Short, and hopefully sweet today in celebration of a beautiful, sunny Sunday in New York.
Briefly, though, some less than sweet news: COVID-19 is spreading in Bombay’s jails; the Delhi government is underreporting COVID-19 deaths (even as Arundhati Roy calls for “accontability” and an end to “the cheap tricks” in India’s COVID-19 response); the Mexican government has ignored a “Wave of Coronavirus Deaths in [the] Capital” where “three times as many people may have died […] than federal statistics show”; Rick Bright’s damning whistleblower account sheds further light on the failures of the US Administration in DC to heed warnings or take even the most basic actions (eg, acquiring N95 masks) to protect residents of the United States; in New Orleans, imprisoned people are being used to replace striking garbage workers; in New York State, employment of hydroxychloroquine to treat COVID-19 has been suspended after an NEJM study found no clinical benefit to the drug’s use; also in New York State, Governor Cuomo continues to misrepresent data to serve his own political ends, while in New York City, Mayor de Blasio – having already colossally bungled the City’s COVID-19 response, in large part through ignoring the advice of the City’s world-class public health experts – continues to work to sideline those same experts for his own narrow political reasons; in the Bronx, Lincoln Hospital is investigating a nurse for sharing footage with The Intercept; and, above it all, JetBlue brought “the Clap […] to the skies” over New York City with “a three aircraft, low altitude flyover salute” on Thursday.
Cities of the world are under siege from the venality and incompetence of their own negligent governments.
Sometimes, it’s truly hard to conceive of the stupidity, brutality, and banality of the world in which we live, and yet, very often, those of us who dream of and work towards a different and better future find ourselves caricatured and smeared in popular media and consciousness.

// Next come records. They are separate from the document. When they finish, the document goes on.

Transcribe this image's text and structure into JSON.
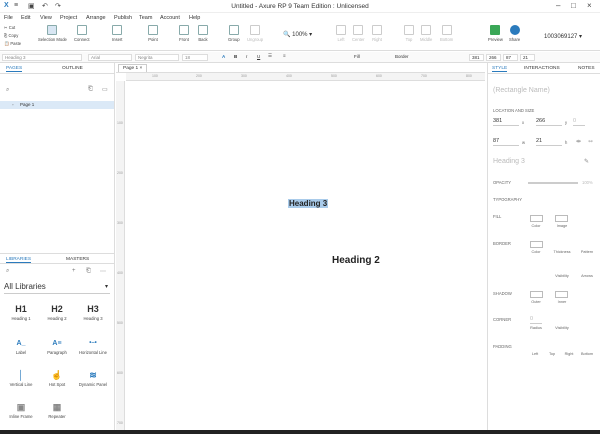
{
  "window": {
    "title": "Untitled - Axure RP 9 Team Edition : Unlicensed"
  },
  "menu": [
    "File",
    "Edit",
    "View",
    "Project",
    "Arrange",
    "Publish",
    "Team",
    "Account",
    "Help"
  ],
  "clipboard": {
    "cut": "Cut",
    "copy": "Copy",
    "paste": "Paste"
  },
  "toolbar": {
    "selection_mode": "Selection Mode",
    "connect": "Connect",
    "insert": "Insert",
    "point": "Point",
    "front": "Front",
    "back": "Back",
    "group": "Group",
    "ungroup": "Ungroup",
    "zoom": "100%",
    "left": "Left",
    "center": "Center",
    "right": "Right",
    "top": "Top",
    "middle": "Middle",
    "bottom": "Bottom",
    "preview": "Preview",
    "share": "Share",
    "account_id": "1003069127"
  },
  "format": {
    "style": "Heading 3",
    "font": "Arial",
    "weight": "Negrita",
    "size": "18",
    "fill_label": "Fill",
    "border_label": "Border",
    "x": "381",
    "y": "266",
    "w": "87",
    "h": "21"
  },
  "left_panel": {
    "tab_pages": "PAGES",
    "tab_outline": "OUTLINE",
    "page1": "Page 1",
    "tab_libraries": "LIBRARIES",
    "tab_masters": "MASTERS",
    "library_select": "All Libraries",
    "items": [
      {
        "glyph": "H1",
        "label": "Heading 1"
      },
      {
        "glyph": "H2",
        "label": "Heading 2"
      },
      {
        "glyph": "H3",
        "label": "Heading 3"
      },
      {
        "glyph": "A_",
        "label": "Label"
      },
      {
        "glyph": "A≡",
        "label": "Paragraph"
      },
      {
        "glyph": "•–•",
        "label": "Horizontal Line"
      },
      {
        "glyph": "│",
        "label": "Vertical Line"
      },
      {
        "glyph": "☝",
        "label": "Hot Spot"
      },
      {
        "glyph": "≋",
        "label": "Dynamic Panel"
      },
      {
        "glyph": "▣",
        "label": "Inline Frame"
      },
      {
        "glyph": "▦",
        "label": "Repeater"
      }
    ]
  },
  "canvas": {
    "tab": "Page 1",
    "heading3": "Heading 3",
    "heading2": "Heading 2",
    "ruler_h": [
      "100",
      "200",
      "300",
      "400",
      "500",
      "600",
      "700",
      "800"
    ],
    "ruler_v": [
      "100",
      "200",
      "300",
      "400",
      "500",
      "600",
      "700"
    ]
  },
  "right_panel": {
    "tab_style": "STYLE",
    "tab_interactions": "INTERACTIONS",
    "tab_notes": "NOTES",
    "name_placeholder": "(Rectangle Name)",
    "location_size": "LOCATION AND SIZE",
    "x": "381",
    "y": "266",
    "w": "87",
    "h": "21",
    "rot": "0",
    "style_name": "Heading 3",
    "opacity_label": "OPACITY",
    "opacity_value": "100%",
    "typography": "TYPOGRAPHY",
    "fill": "FILL",
    "fill_color": "Color",
    "fill_image": "Image",
    "border": "BORDER",
    "border_color": "Color",
    "border_thickness": "Thickness",
    "border_pattern": "Pattern",
    "border_visibility": "Visibility",
    "border_arrows": "Arrows",
    "shadow": "SHADOW",
    "shadow_outer": "Outer",
    "shadow_inner": "Inner",
    "corner": "CORNER",
    "corner_radius": "Radius",
    "corner_visibility": "Visibility",
    "corner_radius_val": "0",
    "padding": "PADDING",
    "pad_left": "Left",
    "pad_top": "Top",
    "pad_right": "Right",
    "pad_bottom": "Bottom"
  }
}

For example, so often had I heard Julian Assange painted as a vicious, dishonest criminal that I came to accept that characterization for a time, and yet, over and over again, I’ve heard people whose work I respect and who know Assange personally speak of his gentleness and generosity of spirit. I don’t know Assange personally, so can only say that it is deeply troubling to reflect on the gulf between the substance of a life and what can be made of it through the power and reach of propagandists.
Coming back to the sweetness though, Erykah Badu and Jill Scott were live on Insta last night. It was nice, to say the least (and meta, and funny, and strange), and I send thanks to my friend Darren for the heads up. The Nina Simone lyric which gives this piece its title always makes me laugh. It’s nice too. The butterflies aren’t having fun, of course, but the idea that they are – an anthropomorphization – speaks to a very human urge to which I think we can all relate these days.
I’ve been thinking about the documentary For Sama lately. My partner and I watched it not so long before the pandemic hit New York, and without getting into the film’s merits as a political artifact, I keep circling back to the twinned and yet radically divergent subjectivities that come with city-wide quarantine and aerial bombardment. In both instances, isolation, privation, and fear of death become constitutive elements of daily life for much of the population, and perhaps that is where the similarity ends, for – while in Aleppo – people lived in constant fear that their buildings might be bombed – while they ate, while they slept – in New York, fighter jets and commercial airliners fly overhead to reassure us: Our military is strong. Capitalism is working. Everything is still okay.
I read Linda Backiel’s poem, “And then, I think about war,” in the current Monthly Review, and her words resonated with me:
We are tired of this. The disaster.
It repeats itself. Each time,
the panic comes a little faster,
we sink deeper into it.
Trauma, stress, syndrome.
I think I am learning to understand.
[…]
[About war] we thought we knew,
but we were far away […]
It helps to keep perspective. It helps to see and feel the sun shine, and to be able to without fear of destruction.
The Indy has a wonderful tribute up to the recently deceased Donald Paneth, and – drawing on the short (~6-minute long) video – I’ll give the late “Maverick Journalist” the last word – in particular:
The New York Times will not print the truth of what the events mean. What they mean. Not what they are. The Times will record what the event is on that particular day, but they won’t put it together so that […] the events are analyzed deeply enough and truthfully enough so that people can understand what the events themselves mean.
And in general: “The US mass media cannot and will not: Tell. The. Truth.”
Well said, Donald. Rest in power.
It’s up to the rest of us – the singers, poets, film-makers, journalists, and others – to tell the truth, make sense of what it means, and act accordingly to build a better tomorrow.